It's the age-old exercise dilemma: If I've only got 20 minutes, should I do cardio or strength-training? I designed this short, simple workout to do both: Each explosive move combines the benefits of high-intensity interval training (for increased metabolism and fat burn) with weight training (for increased muscle tone and physical changes). They can be done anywhere, and they're great for all fitness levels. Grab a pair of light dumbbells (or try it without weights), and let's get started.
Strong Heart, Toned Body: The Only 5 Moves You Need
Split Lunge With Arm Swing
Step your left leg into a lunge and raise your right arm overhead. Now push off from both feet into a jump and switch the position of your feet and hands, landing in a lunge with your right leg in front and your left arm overhead. Complete 10 jumps (5 on each alternating side) and slowly increase your repetitions as you get stronger.
Start with feet wide, toes straight ahead, and lower your body forward to touch your left arm to your right foot, right knee bent.

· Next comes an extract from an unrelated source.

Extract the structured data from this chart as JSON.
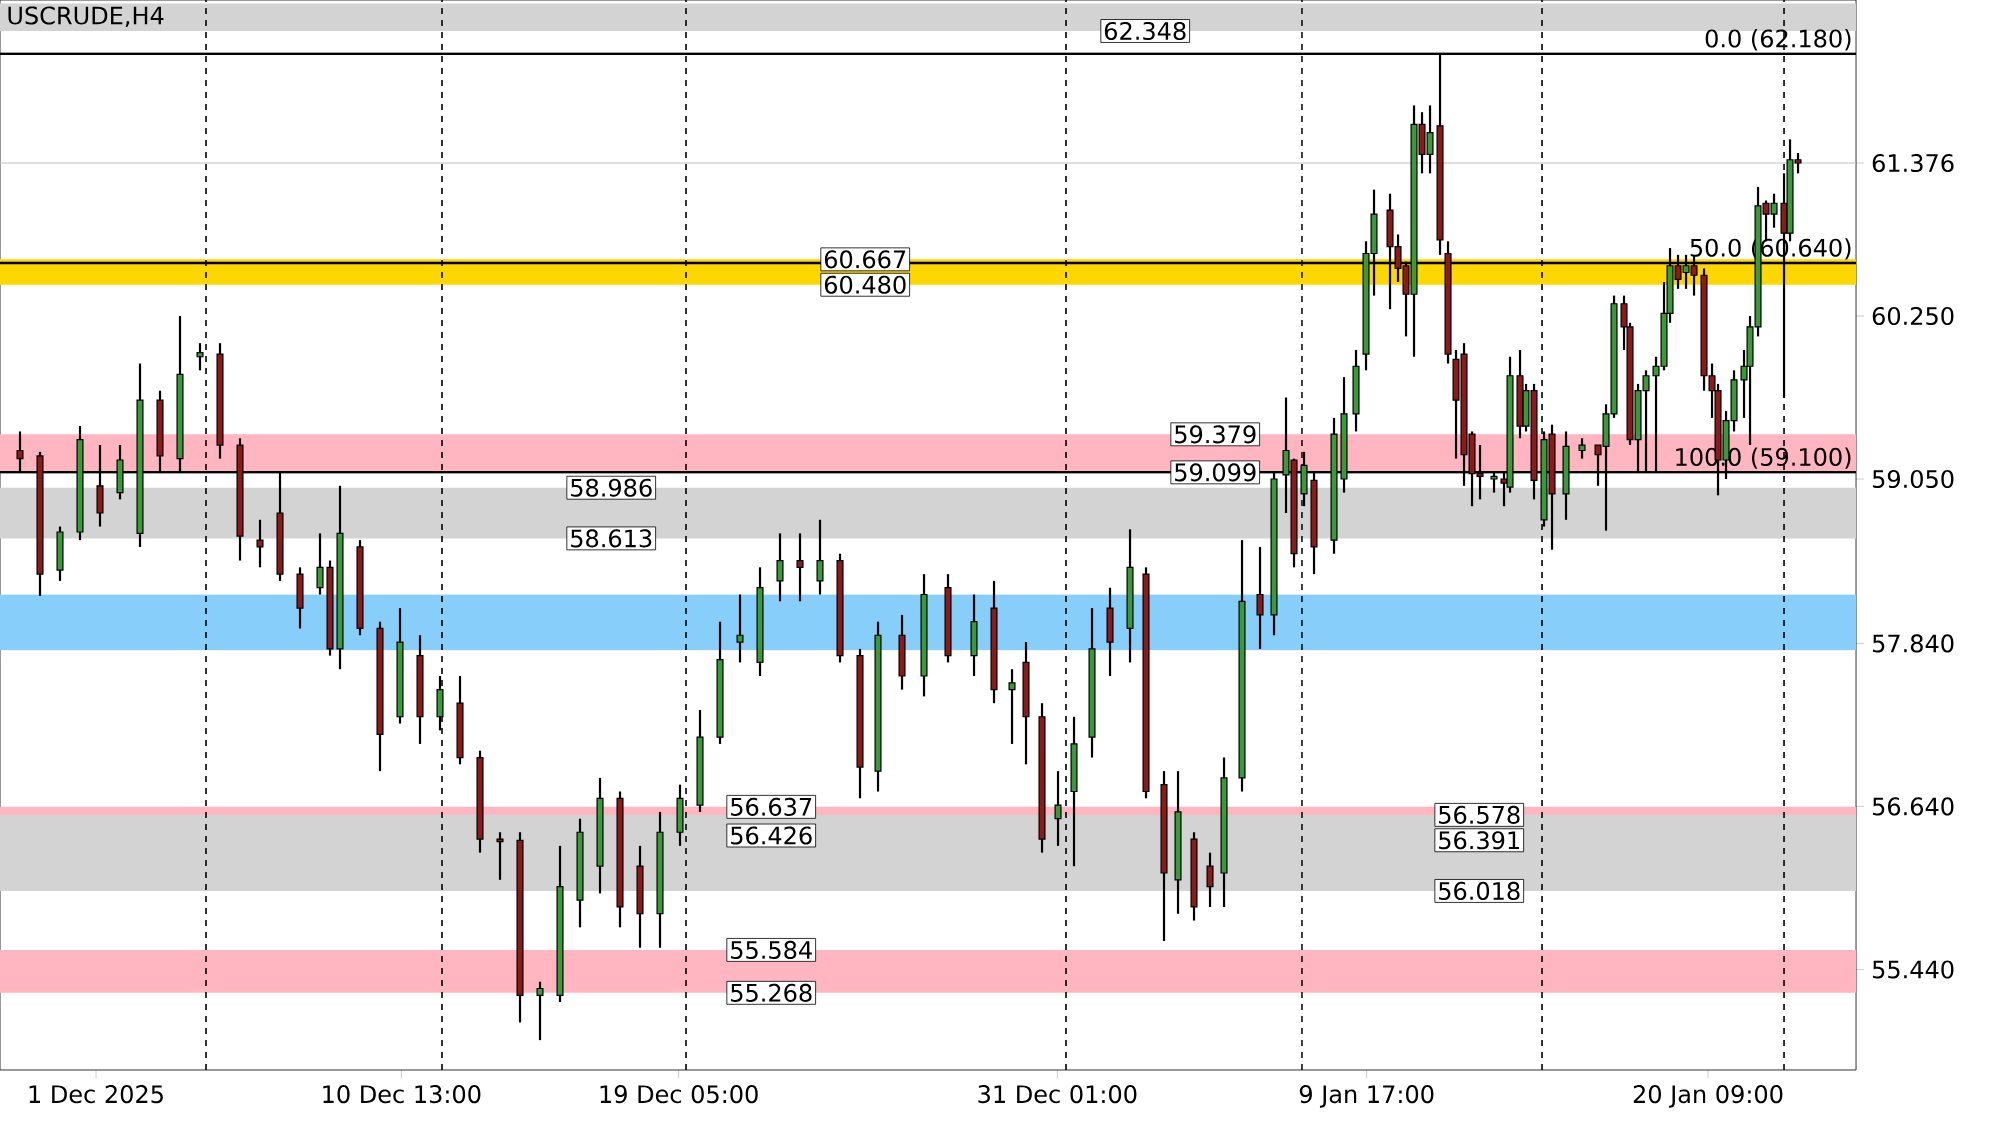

Now come through the middle and swing your right hand to your left foot, left knee bent. Continue swinging side to side, mimicking the moves of a speed skater. Complete 10 reps (5 on each side, alternating), then slowly increase your repetitions as you get stronger.
Jumping Shoulder Press
Stand with your feet shoulder-width apart, arms curled with dumbbells in front of your shoulders. Come down into a full regular squat position and then jump up explosively. On your way up, extend your arms fully overhead to complete a shoulder press. Upon landing, lower your body back into a squat position and repeat. Start by doing 10 repetitions and slowly increase your repetitions as you get stronger and more comfortable with the exercise.
Stand with feet shoulder-width apart, facing your left, with your arms up in a boxing position so that your palms are facing the sides of your face. (Feel free to keep you hands open or make fists.) Lower into a squat and, as you come up, jab with your left hand, immediately punch with your right hand, lower back to a starting position. Complete 10 squat-jab-punch combos facing the left, then turn to the right and repeat the pattern (reversed!) on the other side. Slowly increase your repetitions as you get stronger.
Abdominal Flutter Kicks
Lie on your back with your legs together and extended a few inches off the ground. Lift your head, shoulders, and arms (extended overhead) as well. Now lift your left leg and right arm to the sky, keeping them both straight as they touch over your core. As you begin lowering them to their starting position, begin lifting your right leg and left arm, keeping them both straight as they come in contact. Start by doing 20 reps (10 on each side) and slowly increase your repetitions as you get stronger and more comfortable with the exercise.